PORTLAND, Maine — The former plant worker suspected of putting razor blades into pizza dough that was sold at Maine supermarkets and grocery stores could be brought back to York County Jail as early as Tuesday afternoon, according to Saco police Sgt. Chris Hardiman, after being arraigned in Dover District Court in New Hampshire earlier in the morning.

Nicholas Mitchell, 38, faces two felony charges of reckless conduct with a dangerous weapon and violating conditions of release, according to Hardiman.

He was arrested Sunday night in Dover after a warrant was served by the Saco police.

Mitchell is a former employee of It’ll Be Pizza, a Scarborough-based manufacturing company that makes several kinds of pizza dough, including the Portland Pie Co. dough that was sold at Hannaford, where customers first reported finding the tampered dough.

Hannaford Supermarkets has recalled Portland Pie Co. cheese and fresh dough sold in its deli department since Aug. 1, and has removed Portland Pie Co. products from stores in Maine, Massachusetts, New Hampshire, New York and Vermont.

Shaw’s, Star Markets and other supermarkets carrying the products have done the same.

Police reported that customers had found tampered dough on Oct. 5, but people in southern Maine said they have found scraps of metal in their pizza dough since mid-August.

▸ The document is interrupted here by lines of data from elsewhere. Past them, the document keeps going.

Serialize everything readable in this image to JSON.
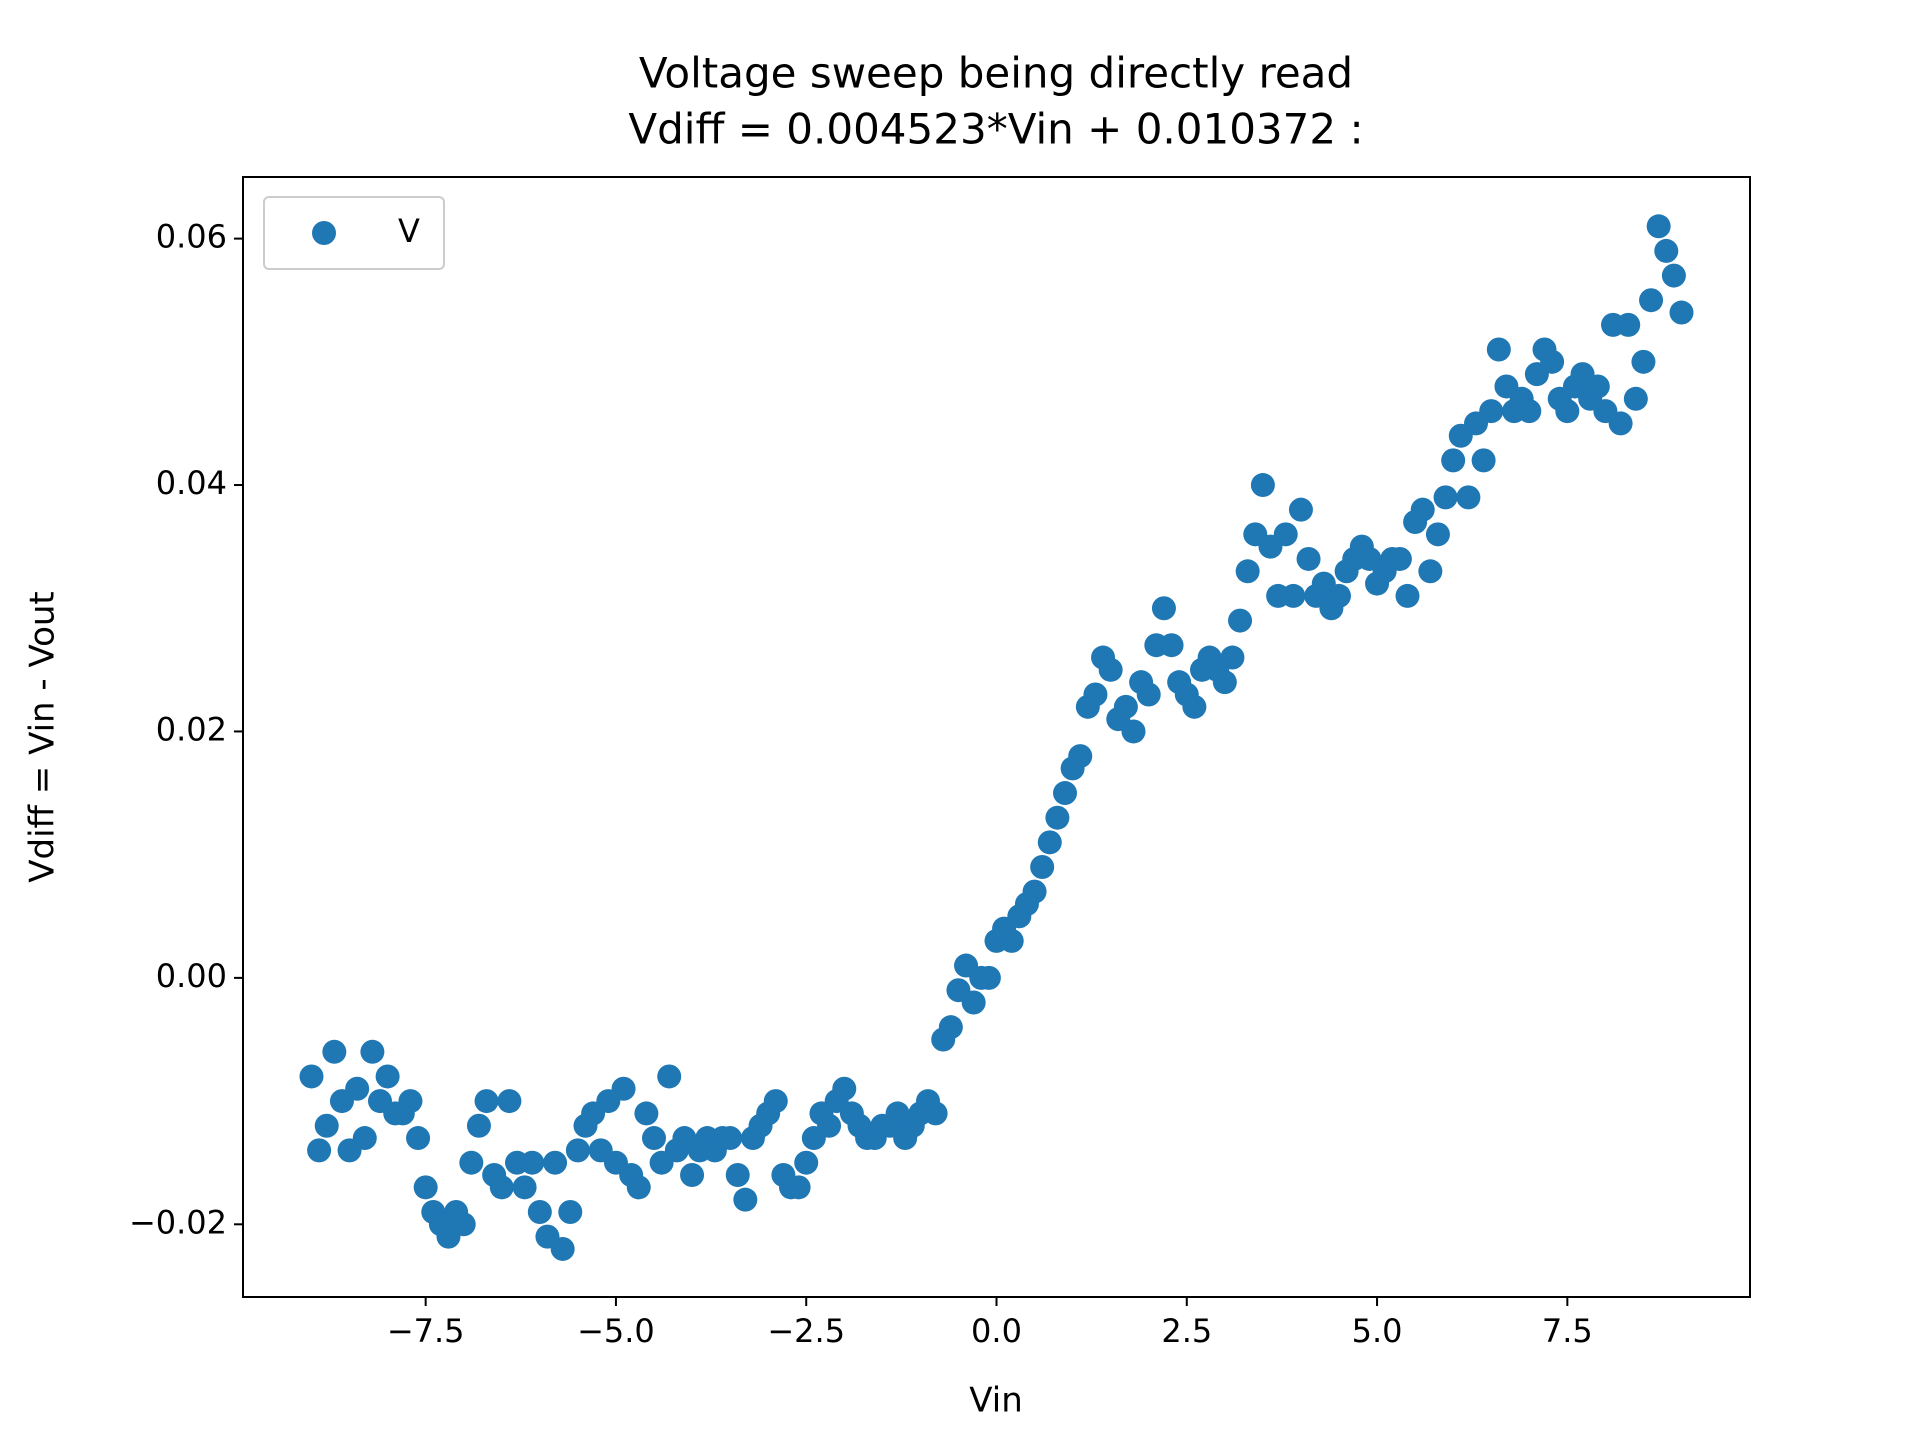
{
  "chart_data": {
    "type": "scatter",
    "title": "Voltage sweep being directly read",
    "subtitle": "Vdiff = 0.004523*Vin + 0.010372 :",
    "xlabel": "Vin",
    "ylabel": "Vdiff = Vin - Vout",
    "legend": "upper left",
    "xlim": [
      -9.9,
      9.9
    ],
    "ylim": [
      -0.0259,
      0.065
    ],
    "xticks": [
      {
        "value": -7.5,
        "label": "−7.5"
      },
      {
        "value": -5.0,
        "label": "−5.0"
      },
      {
        "value": -2.5,
        "label": "−2.5"
      },
      {
        "value": 0,
        "label": "0.0"
      },
      2.5,
      {
        "value": 5,
        "label": "5.0"
      },
      7.5
    ],
    "yticks": [
      {
        "value": -0.02,
        "label": "−0.02"
      },
      {
        "value": 0,
        "label": "0.00"
      },
      0.02,
      0.04,
      0.06
    ],
    "series": [
      {
        "name": "V",
        "color": "#1f77b4",
        "x": [
          -9.0,
          -8.9,
          -8.8,
          -8.7,
          -8.6,
          -8.5,
          -8.4,
          -8.3,
          -8.2,
          -8.1,
          -8.0,
          -7.9,
          -7.8,
          -7.7,
          -7.6,
          -7.5,
          -7.4,
          -7.3,
          -7.2,
          -7.1,
          -7.0,
          -6.9,
          -6.8,
          -6.7,
          -6.6,
          -6.5,
          -6.4,
          -6.3,
          -6.2,
          -6.1,
          -6.0,
          -5.9,
          -5.8,
          -5.7,
          -5.6,
          -5.5,
          -5.4,
          -5.3,
          -5.2,
          -5.1,
          -5.0,
          -4.9,
          -4.8,
          -4.7,
          -4.6,
          -4.5,
          -4.4,
          -4.3,
          -4.2,
          -4.1,
          -4.0,
          -3.9,
          -3.8,
          -3.7,
          -3.6,
          -3.5,
          -3.4,
          -3.3,
          -3.2,
          -3.1,
          -3.0,
          -2.9,
          -2.8,
          -2.7,
          -2.6,
          -2.5,
          -2.4,
          -2.3,
          -2.2,
          -2.1,
          -2.0,
          -1.9,
          -1.8,
          -1.7,
          -1.6,
          -1.5,
          -1.4,
          -1.3,
          -1.2,
          -1.1,
          -1.0,
          -0.9,
          -0.8,
          -0.7,
          -0.6,
          -0.5,
          -0.4,
          -0.3,
          -0.2,
          -0.1,
          0.0,
          0.1,
          0.2,
          0.3,
          0.4,
          0.5,
          0.6,
          0.7,
          0.8,
          0.9,
          1.0,
          1.1,
          1.2,
          1.3,
          1.4,
          1.5,
          1.6,
          1.7,
          1.8,
          1.9,
          2.0,
          2.1,
          2.2,
          2.3,
          2.4,
          2.5,
          2.6,
          2.7,
          2.8,
          2.9,
          3.0,
          3.1,
          3.2,
          3.3,
          3.4,
          3.5,
          3.6,
          3.7,
          3.8,
          3.9,
          4.0,
          4.1,
          4.2,
          4.3,
          4.4,
          4.5,
          4.6,
          4.7,
          4.8,
          4.9,
          5.0,
          5.1,
          5.2,
          5.3,
          5.4,
          5.5,
          5.6,
          5.7,
          5.8,
          5.9,
          6.0,
          6.1,
          6.2,
          6.3,
          6.4,
          6.5,
          6.6,
          6.7,
          6.8,
          6.9,
          7.0,
          7.1,
          7.2,
          7.3,
          7.4,
          7.5,
          7.6,
          7.7,
          7.8,
          7.9,
          8.0,
          8.1,
          8.2,
          8.3,
          8.4,
          8.5,
          8.6,
          8.7,
          8.8,
          8.9,
          9.0
        ],
        "values": [
          -0.008,
          -0.014,
          -0.012,
          -0.006,
          -0.01,
          -0.014,
          -0.009,
          -0.013,
          -0.006,
          -0.01,
          -0.008,
          -0.011,
          -0.011,
          -0.01,
          -0.013,
          -0.017,
          -0.019,
          -0.02,
          -0.021,
          -0.019,
          -0.02,
          -0.015,
          -0.012,
          -0.01,
          -0.016,
          -0.017,
          -0.01,
          -0.015,
          -0.017,
          -0.015,
          -0.019,
          -0.021,
          -0.015,
          -0.022,
          -0.019,
          -0.014,
          -0.012,
          -0.011,
          -0.014,
          -0.01,
          -0.015,
          -0.009,
          -0.016,
          -0.017,
          -0.011,
          -0.013,
          -0.015,
          -0.008,
          -0.014,
          -0.013,
          -0.016,
          -0.014,
          -0.013,
          -0.014,
          -0.013,
          -0.013,
          -0.016,
          -0.018,
          -0.013,
          -0.012,
          -0.011,
          -0.01,
          -0.016,
          -0.017,
          -0.017,
          -0.015,
          -0.013,
          -0.011,
          -0.012,
          -0.01,
          -0.009,
          -0.011,
          -0.012,
          -0.013,
          -0.013,
          -0.012,
          -0.012,
          -0.011,
          -0.013,
          -0.012,
          -0.011,
          -0.01,
          -0.011,
          -0.005,
          -0.004,
          -0.001,
          0.001,
          -0.002,
          0.0,
          0.0,
          0.003,
          0.004,
          0.003,
          0.005,
          0.006,
          0.007,
          0.009,
          0.011,
          0.013,
          0.015,
          0.017,
          0.018,
          0.022,
          0.023,
          0.026,
          0.025,
          0.021,
          0.022,
          0.02,
          0.024,
          0.023,
          0.027,
          0.03,
          0.027,
          0.024,
          0.023,
          0.022,
          0.025,
          0.026,
          0.025,
          0.024,
          0.026,
          0.029,
          0.033,
          0.036,
          0.04,
          0.035,
          0.031,
          0.036,
          0.031,
          0.038,
          0.034,
          0.031,
          0.032,
          0.03,
          0.031,
          0.033,
          0.034,
          0.035,
          0.034,
          0.032,
          0.033,
          0.034,
          0.034,
          0.031,
          0.037,
          0.038,
          0.033,
          0.036,
          0.039,
          0.042,
          0.044,
          0.039,
          0.045,
          0.042,
          0.046,
          0.051,
          0.048,
          0.046,
          0.047,
          0.046,
          0.049,
          0.051,
          0.05,
          0.047,
          0.046,
          0.048,
          0.049,
          0.047,
          0.048,
          0.046,
          0.053,
          0.045,
          0.053,
          0.047,
          0.05,
          0.055,
          0.061,
          0.059,
          0.057,
          0.054
        ]
      }
    ]
  }
}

AdriAnne Cole Curtis, a 33-year-old schoolteacher who lives in Sanford, said she found a tampered package of pizza dough that her family bought at the Hannaford in Sanford on Aug. 14. When the family went to make the pizza for dinner on Aug. 17, they found scraps of metal poking out of the package.

Curtis said the incident has caused her daughter a lot of anxiety. She said her daughter still makes her inspect for metal before they buy pizza dough at the grocery store.

“It really scared her. She had trouble sleeping for about a week afterwards and kept asking how the metal got in the dough. We had to watch YouTube videos about pizza dough manufacturing over and over because she wanted to understand how it could have happened.”

Curtis assumed the metal scraps she found in the dough this August was nothing malicious and just “some rare mistake.” She returned the pizza dough to the Hannaford store manager that week and received a refund.